Their write-up is not aimed at the lay reader, so here’s WaPo‘s report (“Coronavirus has infected majority of Americans, blood tests indicate.”):
Before omicron, one-third of Americans had been infected with the coronavirus, but by the end of February, that rate had climbed to nearly 60 percent, including 3 out of 4 children, according to federal health data released Tuesday.
The data from blood tests offers the first evidence that over half the U.S. population, roughly 190 million people, has been infected at least once since the pandemic began. That is more than double the official case count. Many of those infections are likely to have been asymptomatic or with few symptoms. The virus has killed nearly 1 million Americans and caused disruptions that have driven up death rates from other causes, including cancer and heart disease.
Officials cautioned, however, that the data, drawn from tens of thousands of blood samples from across the country, does not indicate people have protection against the virus going forward, especially against increasingly transmissible variants that may be able to evade antibodies. Previous infections are believed to offer some protection against severe disease for most people, especially when combined with vaccinations. But the natural waning of antibodies and an ever-evolving virus create opportunities for reinfection.
“We continue to recommend that everyone be up to date on their vaccinations, get your primary series and booster, when eligible,” CDC Director Rochelle Walensky said during a media briefing.
“We don’t know how long [ago] that infection was,” she said of antibodies from past infections. “We don’t know whether that protection has waned. We don’t know as much about that level of protection than we do about the protection we get from both vaccines and boosters.”
The CDC report offers confirmation of what experts suspected: Most people in the country have had at least one coronavirus infection. Close to half of those got that infection in recent months when the omicron variant swept the nation. That variant, first identified in southern Africa, had so many mutations it could easily infect people who had antibodies from previous bouts of the virus or whose antibodies were generated by a vaccine.
Antibodies serve as a front-line defense against viral infections, and they wane naturally over time. Meanwhile the virus continues to mutate into new variants and subvariants that can partially evade the immunity provided by vaccines or previous infections.

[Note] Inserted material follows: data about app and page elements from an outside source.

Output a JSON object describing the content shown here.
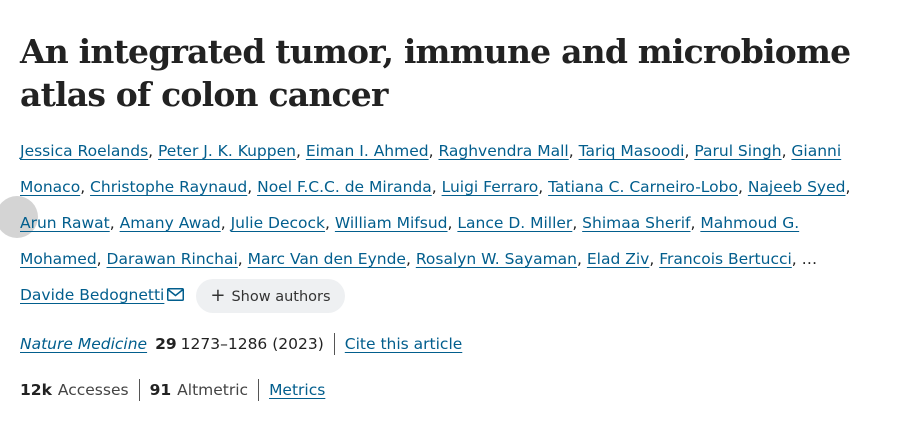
{
  "article": {
    "title": "An integrated tumor, immune and microbiome atlas of colon cancer"
  },
  "authors": [
    "Jessica Roelands",
    "Peter J. K. Kuppen",
    "Eiman I. Ahmed",
    "Raghvendra Mall",
    "Tariq Masoodi",
    "Parul Singh",
    "Gianni Monaco",
    "Christophe Raynaud",
    "Noel F.C.C. de Miranda",
    "Luigi Ferraro",
    "Tatiana C. Carneiro-Lobo",
    "Najeeb Syed",
    "Arun Rawat",
    "Amany Awad",
    "Julie Decock",
    "William Mifsud",
    "Lance D. Miller",
    "Shimaa Sherif",
    "Mahmoud G. Mohamed",
    "Darawan Rinchai",
    "Marc Van den Eynde",
    "Rosalyn W. Sayaman",
    "Elad Ziv",
    "Francois Bertucci"
  ],
  "authors_ellipsis": "…",
  "last_author": "Davide Bedognetti",
  "show_authors_label": "Show authors",
  "citation": {
    "journal": "Nature Medicine",
    "volume": "29",
    "pages_year": "1273–1286 (2023)",
    "cite_label": "Cite this article"
  },
  "metrics": {
    "accesses_value": "12k",
    "accesses_label": "Accesses",
    "altmetric_value": "91",
    "altmetric_label": "Altmetric",
    "metrics_link": "Metrics"
  },
  "colors": {
    "link": "#025e8d",
    "text": "#222222",
    "button_bg": "#eef0f2"
  },
  "icons": {
    "mail": "mail-icon",
    "plus": "plus-icon"
  }
}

“Anecdotally, I hear a lot about people who have had it two or three times,” said Jeffrey Shaman, an epidemiologist at Columbia University. “We still don’t know how much more this virus can produce radically immune-evasive variants, as we saw with delta and omicron.”
The NYT report (“More than half of Americans have been infected with the coronavirus at least once, the C.D.C. says.“) is somewhat more optimistic:
While the numbers came as a shock to many Americans, some scientists said they had expected the figures to be even higher, given the contagious variants that have marched through the nation over the past two years.
There may be good news in the data, some experts said. A gain in population-wide immunity may offer at least a partial bulwark against future waves. And the trend may explain why the surge that is now roaring through China and many countries in Europe has been muted in the United States.
A high percentage of previous infections may also mean that there are now fewer cases of life-threatening illness or death relative to infections. “We will see less and less severe disease, and more and more a shift toward clinically mild disease,” said Florian Krammer, an immunologist at the Icahn School of Medicine at Mount Sinai in New York.
“It will be more and more difficult for the virus to do serious damage,” he added.
Administration officials, too, believe that the data augur a new phase of the pandemic in which infections may be common at times but cause less harm.
At a news briefing on Tuesday, Dr. Ashish Jha, the White House’s new Covid coordinator, said that stopping infections was “not even a policy goal. The goal of our policy should be: obviously, minimize infections whenever possible, but to make sure people don’t get seriously ill.”
Anecdotally, I’m not sure I personally knew anyone who had been infected six months ago and now it seems like everyone is coming down with it. As far as I know, none of my immediate family has, although only my wife and stepson have actually been tested.